Ferraris Hoffnung auf ein erfolgreiches Motorsportjahr 2025 war groß. Weil zum einen Charles Leclerc ein bemerkenswert talentierter Fahrer ist. Und weil ihm zum anderen mit Lewis Hamilton seit dieser Saison der Rekordweltmeister zur Seite steht. Diese Fahrerpaarung bietet nicht nur viel Klasse, sondern sollte auch Erfolge versprechen. Bislang wurde nichts daraus.

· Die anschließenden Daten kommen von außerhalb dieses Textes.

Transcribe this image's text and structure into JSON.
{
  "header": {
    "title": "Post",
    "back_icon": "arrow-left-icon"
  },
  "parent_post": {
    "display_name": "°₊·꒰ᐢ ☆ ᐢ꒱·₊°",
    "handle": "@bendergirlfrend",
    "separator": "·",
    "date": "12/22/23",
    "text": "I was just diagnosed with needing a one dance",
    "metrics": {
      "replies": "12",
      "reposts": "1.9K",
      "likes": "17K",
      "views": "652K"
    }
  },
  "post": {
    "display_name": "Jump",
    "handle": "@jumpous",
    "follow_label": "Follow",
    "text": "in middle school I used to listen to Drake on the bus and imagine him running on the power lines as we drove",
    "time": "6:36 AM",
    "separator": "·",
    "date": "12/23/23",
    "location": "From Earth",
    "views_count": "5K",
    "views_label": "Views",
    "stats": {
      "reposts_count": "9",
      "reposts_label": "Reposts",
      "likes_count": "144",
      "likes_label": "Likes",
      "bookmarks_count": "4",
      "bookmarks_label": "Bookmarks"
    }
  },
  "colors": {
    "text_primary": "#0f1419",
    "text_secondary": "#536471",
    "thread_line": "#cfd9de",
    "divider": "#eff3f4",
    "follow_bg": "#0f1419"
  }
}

Di Montezemolo wurde schnell zum Teamchef befördert
Vor einer Woche in Bahrain hat nun Luca di Montezemolo im Gespräch mit Sky Italia seine Finger tief in die Ferrari-Wunde gelegt. Der ehemalige Präsident der Edelmarke weiß, wie sich Erfolge anfühlen. In den 1970er-Jahren war er von Enzo Ferrari recht zügig vom persönlichen Assistenten zum Teamchef befördert worden, was zu einer Wende bei der Scuderia führte. Das Chaos war vorbei, WM-Titel folgten. In der Glanzzeit mit den fünf Triumphen von Michael Schumacher Anfang der 2000er-Jahre war di Montezemolo Ferrari-Präsident.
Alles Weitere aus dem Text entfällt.